Science does not dictate specific solutions—either for advancing cleaner energy and reductions in our greenhouse gas emissions or for reducing risks to people and places from a changing climate. Rather, it gives us insights that, combined with evaluating different policy, technological and marketplace responses, help us respond to climate change, avert potentially large impacts, and secure a more safe and prosperous world. It can take us away from the politics of symbols and provide a platform for practical deliberation.

America cannot afford to bet its future on political symbols. We have science and information available to help guide us.

When I was at the Interior Department, I could not afford the inertia of a politics of symbols. I needed to search for solutions—to make sure farmers received irrigation water; to enhance resilience of coastal communities to extreme storms; and to understand sea ice dynamics, the opening of the Arctic to ship transportation, and what that might mean for homeland security. I needed to have a better understanding of the dynamics of climate change and consider ways to reduce greenhouse gas emissions. I needed to combine the science with a search for solutions that would be effective and efficient and empower people and the marketplace to innovate.

Policymakers, scientists, business leaders, city mayors and others have just met in Bonn, Germany, working together to address both the causes and effects of climate change. The effort is not a top-down exercise in global big government. It is a bottom-up effort with each country crafting its own pathways—and cities, companies and others shaping their own commitments. China is announcing more details on its cap and trade program. Corporations are developing and buying renewable energy; forest managers are restoring forests; the agricultural sector is keeping forests intact to sequester rather than release carbon. States across the United States are not waiting for the federal government to tell them how to reduce carbon emissions; they are taking actions on their own.

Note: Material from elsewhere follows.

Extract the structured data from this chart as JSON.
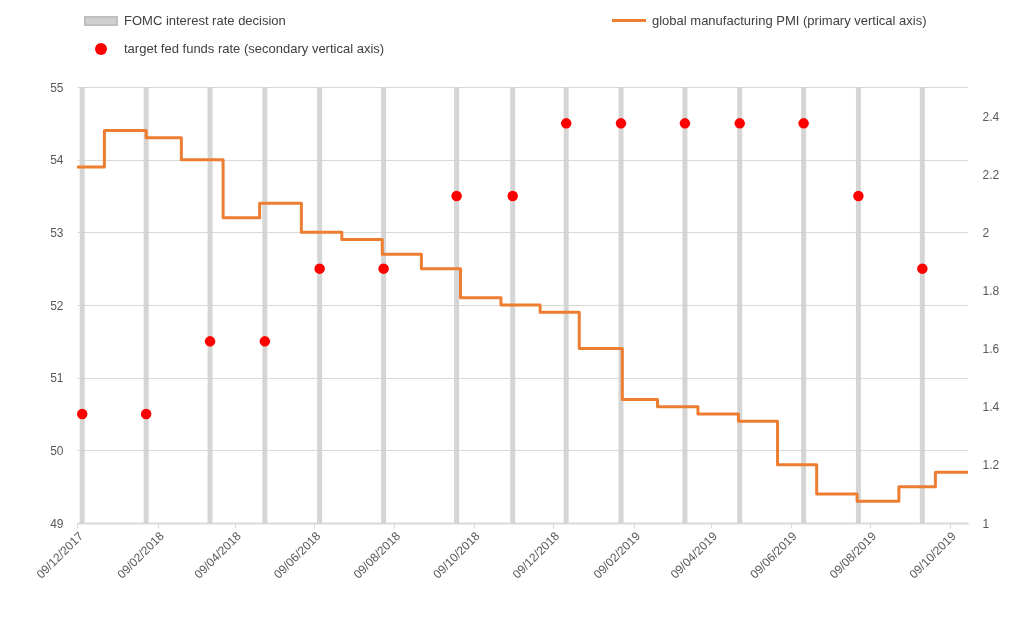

The National Climate Assessment is everything that Americans should hope for from its government—meticulously compiled with participation from many agencies and many scientists, with insights from many professions, subject to a commenting process so that its underpinnings can be scrutinized and reviewed. Like the scientific method itself, the process of inquiry is part of what makes it reassuring as a tool to assist in effective decision-making. America cannot afford to bet its future on political symbols. We have science and information available to help guide us. Like others around the globe, in the public and private sectors, we need to use that science to inform our actions.